Somewhere in my English class a snake is learning to read. I hope it learns to spell EXIT.

photo courtesy Julie Williams

Thursday, August 12, 2010

A Peach of A Day

I spent a day last week putting up the bushel of peaches Joe and I picked up on our anniversary trip.  This is just a little pictorial of all the fun.

     First thing with peaches is to wash them.  Don't you love my old-fashioned porcelain sink?  The drainboard is slightly slanted so every drop of water slips back to the drain.  Plus just a little bleach keeps it sparkling white. 
     Anyway, after I washed the peaches, I dipped them in a big pot of boiling water for about thirty seconds, then I dumped them into a sink full of cold water.  The skins slipped right off.  I chose to slice my peaches this year, but sometimes I just skin, pit and halve them.

Once the peaches were washed and sliced, I made a weak syrup of one part sugar to two parts water and heated it to boiling.  Then the peaches were packed into the jars, the syrup poured over them, the hot lids put on and screwed down, and the jars processed in a steam canner for just a few minutes.

This is my big, scary canner.  It was one of the best wedding gifts I got.  The first time I used it, I hid in the next room so if it exploded I wouldn't be hit with flying beans.
Some of the peaches were also packed into freezer boxes with the leftover syrup.  As you can see, these boxes have been used for years.  I can't even find this kind in stores anymore.

And then of course, there's our favorite way to eat peaches.
One bushel of peaches yielded 32 pints in the freezer or cellar, two bags of fresh peaches for friends, a week's worth of peaches to eat fresh out of hand and of course, one peach pie.
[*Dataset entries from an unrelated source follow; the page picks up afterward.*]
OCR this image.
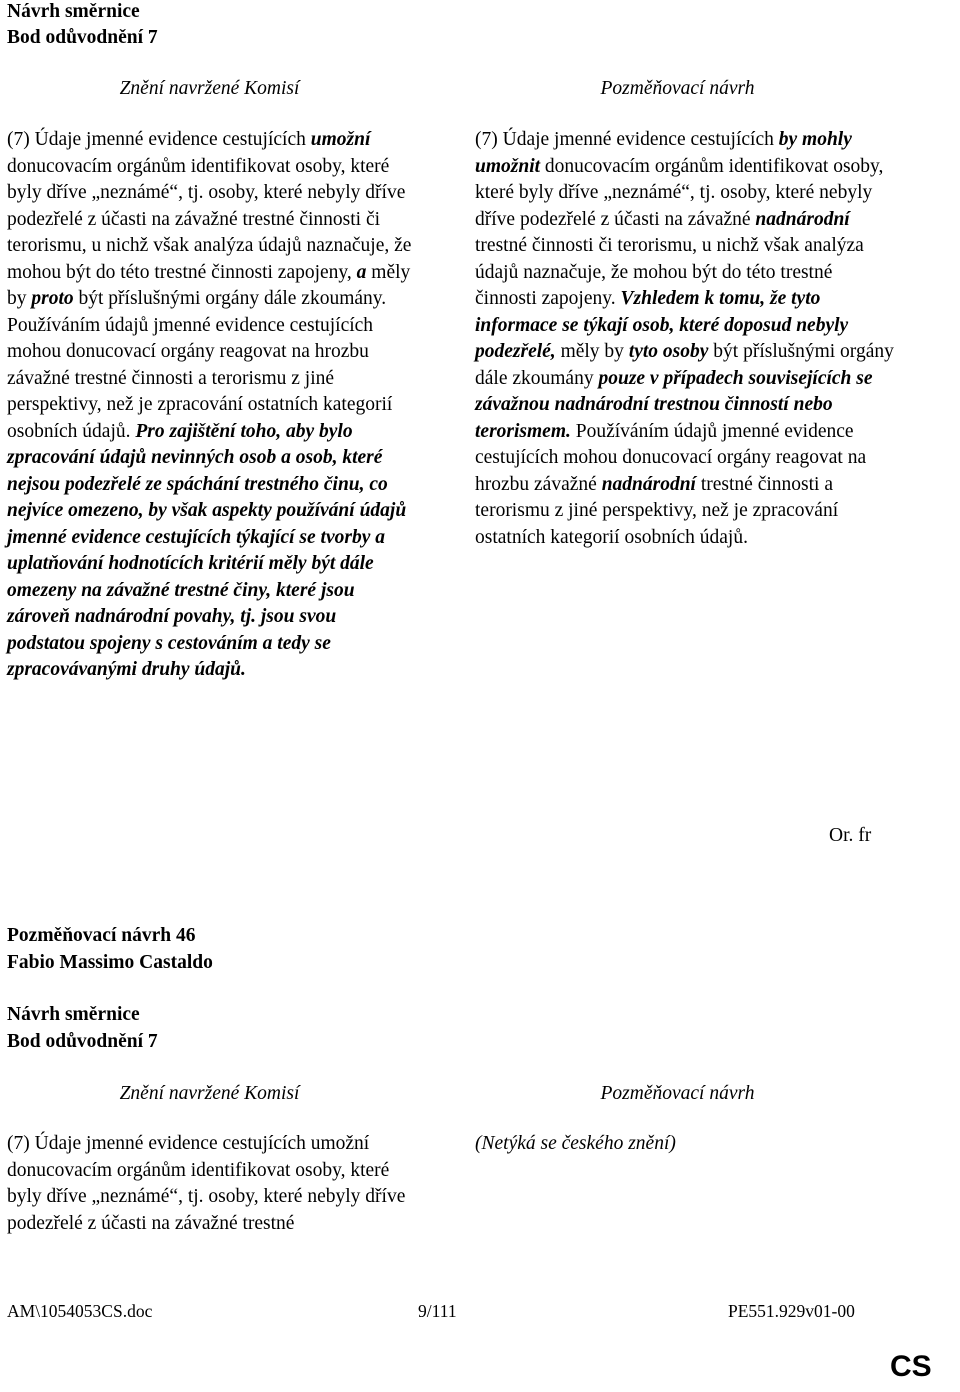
Návrh směrnice
Bod odůvodnění 7
Znění navržené Komisí	Pozměňovací návrh
(7) Údaje jmenné evidence cestujících umožní donucovacím orgánům identifikovat osoby, které byly dříve „neznámé“, tj. osoby, které nebyly dříve podezřelé z účasti na závažné trestné činnosti či terorismu, u nichž však analýza údajů naznačuje, že mohou být do této trestné činnosti zapojeny, a měly by proto být příslušnými orgány dále zkoumány. Používáním údajů jmenné evidence cestujících mohou donucovací orgány reagovat na hrozbu závažné trestné činnosti a terorismu z jiné perspektivy, než je zpracování ostatních kategorií osobních údajů. Pro zajištění toho, aby bylo zpracování údajů nevinných osob a osob, které nejsou podezřelé ze spáchání trestného činu, co nejvíce omezeno, by však aspekty používání údajů jmenné evidence cestujících týkající se tvorby a uplatňování hodnotících kritérií měly být dále omezeny na závažné trestné činy, které jsou zároveň nadnárodní povahy, tj. jsou svou podstatou spojeny s cestováním a tedy se zpracovávanými druhy údajů.
(7) Údaje jmenné evidence cestujících by mohly umožnit donucovacím orgánům identifikovat osoby, které byly dříve „neznámé“, tj. osoby, které nebyly dříve podezřelé z účasti na závažné nadnárodní trestné činnosti či terorismu, u nichž však analýza údajů naznačuje, že mohou být do této trestné činnosti zapojeny. Vzhledem k tomu, že tyto informace se týkají osob, které doposud nebyly podezřelé, měly by tyto osoby být příslušnými orgány dále zkoumány pouze v případech souvisejících se závažnou nadnárodní trestnou činností nebo terorismem. Používáním údajů jmenné evidence cestujících mohou donucovací orgány reagovat na hrozbu závažné nadnárodní trestné činnosti a terorismu z jiné perspektivy, než je zpracování ostatních kategorií osobních údajů.
Or. fr
Pozměňovací návrh 46
Fabio Massimo Castaldo
Návrh směrnice
Bod odůvodnění 7
Znění navržené Komisí	Pozměňovací návrh
(7) Údaje jmenné evidence cestujících umožní donucovacím orgánům identifikovat osoby, které byly dříve „neznámé“, tj. osoby, které nebyly dříve podezřelé z účasti na závažné trestné
(Netýká se českého znění)
AM\1054053CS.doc	9/111	PE551.929v01-00
CS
In addition to peaches this week, I put up the following:

A great week of harvest!  Only tomatoes and beets to go.
Happy Summer!

Thursday, August 5, 2010


     Those who know the secrets of the dirt are leaving us. The hardworking sweaty browed farmers who could pick up a fistful of soil and tell when it was ready for seed, or point to a furrowed patch and say, “That is the best spot for onions in the garden,” are dying and their children are selling the land because farming is just too hard and doesn’t pay particularly well. The former vegetable gardens and apple orchards and timothy grass pastures are being buried beneath housing developments that have sprouted up on former meadows like mushrooms on cow pies. What’s been built can’t be unbuilt.
     Joe and I just returned from a four day anniversary trip through the central and western sections of Virginia. We were appalled by sprawl. We found battlefield land preserved in narrow strips that were bounded on either side by shopping malls, housing developments and storage units. We climbed Lee’s Hill in Fredericksburg and stood with our backsides practically in someone’s storage shed as we gazed out on what used to be pasture but is now a commercial district. We drove scenic routes that showcased run down farms and encroaching malls. And, we were sad. Living in our little forgotten gem of a county, where there is only one blinking stoplight and whether or not to build a Dollar General was a much debated topic, has spoiled us. We gaze daily on cows and sheep and rolling, vibrant pastures so it is understandable that we found most of the scenic routes a bit of a letdown. But we were shocked by how fast it is all disappearing.
     We drove on roads that used to be lined with daisies and chickweed and are now lined with malls and we wondered why we need so many of them. What is everyone buying? And the even bigger question is: What will everyone eat when all the farms are gone?